Not done! In chapter 28, we dress the family. Breastplates, precious stones, rich linens. At this point, I'm thinking it wasn't God or the boys from Queer Eye talking at all. I think Moses found peyote. Because in chapter 29, he gets the munchies. Now we're talking bread and cake. And a massive cookout. And hins. (What is a hin, please?) Once all of this is done, and frankly, I don't recommend that you read to the end of book 29 unless you're good with detail, God says that's how we'll know Him. The riches. The bounty. The excess. Ah, but He's still not done, and by the end of chapter 31, it's clear to God that Moses that won't remember everything, so The Big He scribbles everything on some stones and sends the youngfella back down the hill.

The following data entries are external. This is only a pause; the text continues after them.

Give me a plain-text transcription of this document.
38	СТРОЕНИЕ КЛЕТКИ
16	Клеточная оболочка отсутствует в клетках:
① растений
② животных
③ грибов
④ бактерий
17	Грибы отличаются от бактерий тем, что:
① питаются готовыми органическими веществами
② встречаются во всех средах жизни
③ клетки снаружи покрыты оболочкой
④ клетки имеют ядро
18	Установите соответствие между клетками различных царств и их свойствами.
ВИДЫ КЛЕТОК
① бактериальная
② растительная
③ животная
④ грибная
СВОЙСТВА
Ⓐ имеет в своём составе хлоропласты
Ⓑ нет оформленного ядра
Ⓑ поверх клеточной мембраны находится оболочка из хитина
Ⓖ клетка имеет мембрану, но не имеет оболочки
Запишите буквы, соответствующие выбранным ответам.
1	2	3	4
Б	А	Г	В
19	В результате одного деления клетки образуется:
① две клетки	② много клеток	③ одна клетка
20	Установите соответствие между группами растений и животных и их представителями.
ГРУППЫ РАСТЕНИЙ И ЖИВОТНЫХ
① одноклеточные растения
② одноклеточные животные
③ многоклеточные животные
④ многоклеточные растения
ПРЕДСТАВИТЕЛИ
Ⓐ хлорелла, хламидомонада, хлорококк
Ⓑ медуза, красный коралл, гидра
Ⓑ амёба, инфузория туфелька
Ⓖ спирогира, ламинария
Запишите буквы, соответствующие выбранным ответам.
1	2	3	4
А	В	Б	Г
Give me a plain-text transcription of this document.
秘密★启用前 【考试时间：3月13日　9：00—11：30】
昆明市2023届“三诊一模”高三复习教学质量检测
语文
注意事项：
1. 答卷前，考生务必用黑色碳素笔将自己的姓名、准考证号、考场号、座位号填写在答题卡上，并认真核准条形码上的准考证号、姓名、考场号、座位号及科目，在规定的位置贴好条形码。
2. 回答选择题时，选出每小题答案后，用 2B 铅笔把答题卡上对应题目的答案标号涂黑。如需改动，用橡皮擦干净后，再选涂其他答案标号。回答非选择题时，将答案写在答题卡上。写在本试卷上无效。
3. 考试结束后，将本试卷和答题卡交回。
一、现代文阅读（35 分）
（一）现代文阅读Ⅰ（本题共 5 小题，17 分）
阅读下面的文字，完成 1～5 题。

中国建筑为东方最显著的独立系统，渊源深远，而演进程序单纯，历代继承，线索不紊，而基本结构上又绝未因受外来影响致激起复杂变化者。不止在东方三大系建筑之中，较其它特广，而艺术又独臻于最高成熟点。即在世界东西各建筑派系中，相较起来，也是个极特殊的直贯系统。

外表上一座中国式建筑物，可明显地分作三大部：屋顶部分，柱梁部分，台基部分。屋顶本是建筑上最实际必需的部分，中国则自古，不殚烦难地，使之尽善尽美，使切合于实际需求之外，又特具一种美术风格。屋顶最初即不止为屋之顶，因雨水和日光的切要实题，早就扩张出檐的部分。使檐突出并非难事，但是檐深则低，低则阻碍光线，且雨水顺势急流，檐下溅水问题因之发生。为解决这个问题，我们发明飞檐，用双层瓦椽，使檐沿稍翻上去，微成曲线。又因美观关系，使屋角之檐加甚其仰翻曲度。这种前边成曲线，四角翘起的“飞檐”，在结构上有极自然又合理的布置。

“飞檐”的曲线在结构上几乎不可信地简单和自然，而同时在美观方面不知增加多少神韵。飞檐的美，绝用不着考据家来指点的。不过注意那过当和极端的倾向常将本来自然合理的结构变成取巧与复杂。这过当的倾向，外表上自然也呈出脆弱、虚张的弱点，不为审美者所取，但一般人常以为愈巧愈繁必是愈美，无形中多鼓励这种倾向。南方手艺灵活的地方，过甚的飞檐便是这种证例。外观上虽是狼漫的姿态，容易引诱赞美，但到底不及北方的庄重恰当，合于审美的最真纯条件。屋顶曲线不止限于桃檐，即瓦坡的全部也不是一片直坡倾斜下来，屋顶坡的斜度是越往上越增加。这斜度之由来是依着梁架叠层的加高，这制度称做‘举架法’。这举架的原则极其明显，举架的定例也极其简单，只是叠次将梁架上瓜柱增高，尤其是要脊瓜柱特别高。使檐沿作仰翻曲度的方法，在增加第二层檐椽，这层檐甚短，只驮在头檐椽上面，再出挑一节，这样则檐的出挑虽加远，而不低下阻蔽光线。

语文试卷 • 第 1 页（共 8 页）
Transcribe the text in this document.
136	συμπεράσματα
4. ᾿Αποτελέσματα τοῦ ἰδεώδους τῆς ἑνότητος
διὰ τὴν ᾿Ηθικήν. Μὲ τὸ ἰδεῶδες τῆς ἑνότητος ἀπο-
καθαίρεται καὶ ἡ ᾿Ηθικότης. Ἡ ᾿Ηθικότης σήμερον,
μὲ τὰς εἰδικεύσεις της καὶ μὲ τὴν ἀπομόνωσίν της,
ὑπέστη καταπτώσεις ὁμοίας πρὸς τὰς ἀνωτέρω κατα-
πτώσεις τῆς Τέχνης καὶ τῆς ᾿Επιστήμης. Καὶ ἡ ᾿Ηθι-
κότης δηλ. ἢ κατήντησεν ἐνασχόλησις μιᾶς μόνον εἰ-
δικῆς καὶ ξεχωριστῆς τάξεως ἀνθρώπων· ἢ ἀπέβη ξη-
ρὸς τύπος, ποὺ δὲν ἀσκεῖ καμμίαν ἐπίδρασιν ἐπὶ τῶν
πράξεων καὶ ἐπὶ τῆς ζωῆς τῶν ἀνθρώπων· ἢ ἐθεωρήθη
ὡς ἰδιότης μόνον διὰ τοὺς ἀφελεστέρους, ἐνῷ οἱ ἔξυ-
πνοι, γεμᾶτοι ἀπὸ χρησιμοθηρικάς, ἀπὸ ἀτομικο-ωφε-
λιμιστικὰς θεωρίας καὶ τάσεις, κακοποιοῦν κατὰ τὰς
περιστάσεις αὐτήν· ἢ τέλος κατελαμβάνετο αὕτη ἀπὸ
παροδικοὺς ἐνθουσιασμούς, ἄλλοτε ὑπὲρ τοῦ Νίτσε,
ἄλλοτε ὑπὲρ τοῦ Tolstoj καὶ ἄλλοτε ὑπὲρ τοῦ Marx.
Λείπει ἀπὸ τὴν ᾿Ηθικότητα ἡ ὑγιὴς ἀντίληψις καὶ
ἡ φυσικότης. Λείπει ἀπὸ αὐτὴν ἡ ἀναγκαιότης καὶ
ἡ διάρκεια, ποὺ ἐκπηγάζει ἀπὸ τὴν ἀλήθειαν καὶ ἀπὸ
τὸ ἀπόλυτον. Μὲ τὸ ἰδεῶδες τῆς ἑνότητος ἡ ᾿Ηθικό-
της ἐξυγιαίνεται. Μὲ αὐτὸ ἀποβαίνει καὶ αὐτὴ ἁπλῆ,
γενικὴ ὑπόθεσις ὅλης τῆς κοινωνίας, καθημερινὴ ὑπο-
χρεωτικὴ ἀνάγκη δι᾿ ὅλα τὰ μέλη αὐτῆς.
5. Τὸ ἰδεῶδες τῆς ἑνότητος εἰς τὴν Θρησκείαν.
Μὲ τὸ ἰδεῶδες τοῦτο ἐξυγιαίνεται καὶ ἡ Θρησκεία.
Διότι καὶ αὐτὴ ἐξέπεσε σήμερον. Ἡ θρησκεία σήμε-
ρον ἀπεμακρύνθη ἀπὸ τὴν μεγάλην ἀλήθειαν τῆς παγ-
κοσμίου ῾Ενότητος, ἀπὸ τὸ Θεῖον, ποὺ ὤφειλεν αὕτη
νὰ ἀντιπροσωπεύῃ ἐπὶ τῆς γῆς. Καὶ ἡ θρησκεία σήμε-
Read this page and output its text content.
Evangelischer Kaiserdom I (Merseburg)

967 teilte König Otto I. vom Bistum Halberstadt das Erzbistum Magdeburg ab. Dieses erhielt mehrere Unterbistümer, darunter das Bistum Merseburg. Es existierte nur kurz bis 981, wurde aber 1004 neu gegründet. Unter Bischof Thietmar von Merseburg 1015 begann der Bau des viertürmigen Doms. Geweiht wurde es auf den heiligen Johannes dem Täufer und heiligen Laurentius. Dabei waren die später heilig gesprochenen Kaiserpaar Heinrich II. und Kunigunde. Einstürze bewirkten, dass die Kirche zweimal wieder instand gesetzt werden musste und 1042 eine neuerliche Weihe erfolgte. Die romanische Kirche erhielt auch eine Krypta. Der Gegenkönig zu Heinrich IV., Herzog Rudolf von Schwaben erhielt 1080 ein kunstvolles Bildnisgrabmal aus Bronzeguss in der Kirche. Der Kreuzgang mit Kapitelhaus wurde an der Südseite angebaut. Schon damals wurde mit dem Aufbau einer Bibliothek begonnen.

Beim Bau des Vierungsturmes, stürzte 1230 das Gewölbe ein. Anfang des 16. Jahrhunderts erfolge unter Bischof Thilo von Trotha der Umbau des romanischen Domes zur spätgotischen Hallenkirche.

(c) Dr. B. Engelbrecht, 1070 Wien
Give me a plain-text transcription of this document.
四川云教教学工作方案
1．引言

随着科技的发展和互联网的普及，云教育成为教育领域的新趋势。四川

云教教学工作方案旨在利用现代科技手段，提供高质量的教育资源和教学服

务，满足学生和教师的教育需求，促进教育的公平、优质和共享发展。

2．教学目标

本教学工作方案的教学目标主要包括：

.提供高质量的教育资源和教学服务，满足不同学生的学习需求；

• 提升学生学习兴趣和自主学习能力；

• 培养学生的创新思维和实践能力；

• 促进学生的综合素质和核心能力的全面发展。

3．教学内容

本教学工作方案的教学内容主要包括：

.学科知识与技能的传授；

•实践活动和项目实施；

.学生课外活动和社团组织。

Where Moses' people had been having a hell of time without him, running around naked, singing songs at the campfire, and roasting marshmallows. This really annoys Moses. He breaks the stones, and thank God for that, because next time he went up, God gave him the Cliff Notes, just ten rules this time, and everyone went off happy enough for several thousand years til the sandal-wearing hippie came along with his single, absolutely impossible rule.
So ends the misreading of the Word.
Helen. I wish for a much simpler journey for you. Go to the mountain and get your wisdom, but please bring a raincoat. Also, see if you can find out what a hin is. Thank you. We'll be waiting.